Research Utilizing BFS


Research 1:
Title/Author
Breadth-First Search on GPUs (Harish and Narayanan, 2007)
Abstract
Implemented parallel BFS on GPU, achieves speedups of 13-60x over CPU
algorithm.
Research 2:
Title/Author
Parallel Best-First Search for Monte Carlo Tree Search (Sabharwal et al. 2012)
Abstract
Presents a parallel BFS-based Monte Carlo tree search method for game
domains like Go.
My Personal Reflection
BFS was one of the first search algorithms I learned in AI. While simple, it
provides optimality guarantees that advanced heuristics cannot.

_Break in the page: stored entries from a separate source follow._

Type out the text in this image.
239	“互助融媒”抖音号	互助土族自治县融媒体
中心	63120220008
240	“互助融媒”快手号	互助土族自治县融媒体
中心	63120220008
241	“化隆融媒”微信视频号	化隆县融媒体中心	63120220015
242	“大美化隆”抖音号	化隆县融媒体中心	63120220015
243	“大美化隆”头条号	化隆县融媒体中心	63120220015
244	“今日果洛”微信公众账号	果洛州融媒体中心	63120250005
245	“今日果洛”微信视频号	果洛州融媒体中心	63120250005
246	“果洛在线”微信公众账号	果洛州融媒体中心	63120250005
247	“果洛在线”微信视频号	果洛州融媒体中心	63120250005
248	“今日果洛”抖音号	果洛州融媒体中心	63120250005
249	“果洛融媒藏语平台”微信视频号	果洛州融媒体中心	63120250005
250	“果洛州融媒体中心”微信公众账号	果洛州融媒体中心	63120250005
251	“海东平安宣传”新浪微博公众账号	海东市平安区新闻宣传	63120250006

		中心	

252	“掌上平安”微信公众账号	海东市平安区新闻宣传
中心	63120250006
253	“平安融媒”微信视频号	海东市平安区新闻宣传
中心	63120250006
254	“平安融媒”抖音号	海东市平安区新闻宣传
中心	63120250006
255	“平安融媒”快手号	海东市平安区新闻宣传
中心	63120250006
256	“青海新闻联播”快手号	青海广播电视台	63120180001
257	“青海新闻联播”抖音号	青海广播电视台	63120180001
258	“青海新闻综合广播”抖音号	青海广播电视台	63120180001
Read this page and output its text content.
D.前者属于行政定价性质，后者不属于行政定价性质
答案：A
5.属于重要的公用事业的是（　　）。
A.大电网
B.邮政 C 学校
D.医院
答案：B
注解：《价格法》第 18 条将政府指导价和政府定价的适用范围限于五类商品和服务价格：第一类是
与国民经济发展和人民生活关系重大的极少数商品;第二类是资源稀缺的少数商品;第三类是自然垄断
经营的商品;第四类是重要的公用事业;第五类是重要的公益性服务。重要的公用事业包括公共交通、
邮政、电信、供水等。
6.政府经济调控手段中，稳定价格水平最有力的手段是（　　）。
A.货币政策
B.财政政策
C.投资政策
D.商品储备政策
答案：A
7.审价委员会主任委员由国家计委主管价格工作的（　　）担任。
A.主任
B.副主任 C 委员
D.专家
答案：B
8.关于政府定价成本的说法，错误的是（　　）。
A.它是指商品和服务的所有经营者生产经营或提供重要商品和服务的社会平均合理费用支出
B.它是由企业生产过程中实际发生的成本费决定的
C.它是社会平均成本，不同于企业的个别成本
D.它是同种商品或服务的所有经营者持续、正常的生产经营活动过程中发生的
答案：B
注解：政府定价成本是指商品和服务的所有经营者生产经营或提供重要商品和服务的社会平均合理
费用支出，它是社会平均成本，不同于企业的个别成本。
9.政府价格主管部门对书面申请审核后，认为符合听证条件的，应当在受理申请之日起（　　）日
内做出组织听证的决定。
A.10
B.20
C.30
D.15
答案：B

The key
weakness is space complexity, leading to research into more focused search
techniques.

Uniform Cost Search


Background of the Algorithm
Definition
UCS is an informed search algorithm that expands nodes based on path cost,
using a priority queue ordered by cumulative cost.
Main Proponent and History
Primarily based on Edsger Dijkstra's 1959 algorithm for finding shortest paths
on graphs.

Pseudocode
Step 1: Initialize PQ frontier ordered by path cost.
Step 2: Add start node to PQ with cost 0.
Loop until Q empty:
Step 3: Pop cheapest node N from PQ.
Step 4: Check if N is goal, return path if yes.
Step 5: Expand N, add resulting nodes to PQ.
Limitations
Shares space complexity issue with BFS, slower than algorithms using
admissible heuristics.

Research Utilizing UCS


Research 1:
Title/Author
Anytime Dynamic A* with Uniform Cost Search (Koenig et al, 2007).
Abstract
Presents a variant of A* that uses UCS to efficiently repair solutions anytime.
Research 2:
Title/Author
Uniform Cost Search for Obstacle Navigation (Dolev et al, 2012).
Abstract
Applies UCS on grid for unmanned vehicle navigation with obstacle avoidance.
My Personal Reflection
I appreciate UCS for blending the cost optimization of informed searches with
BFS's simplicity and optimality. The expansive memory requirements inspire
integration with heuristics like we see in A*.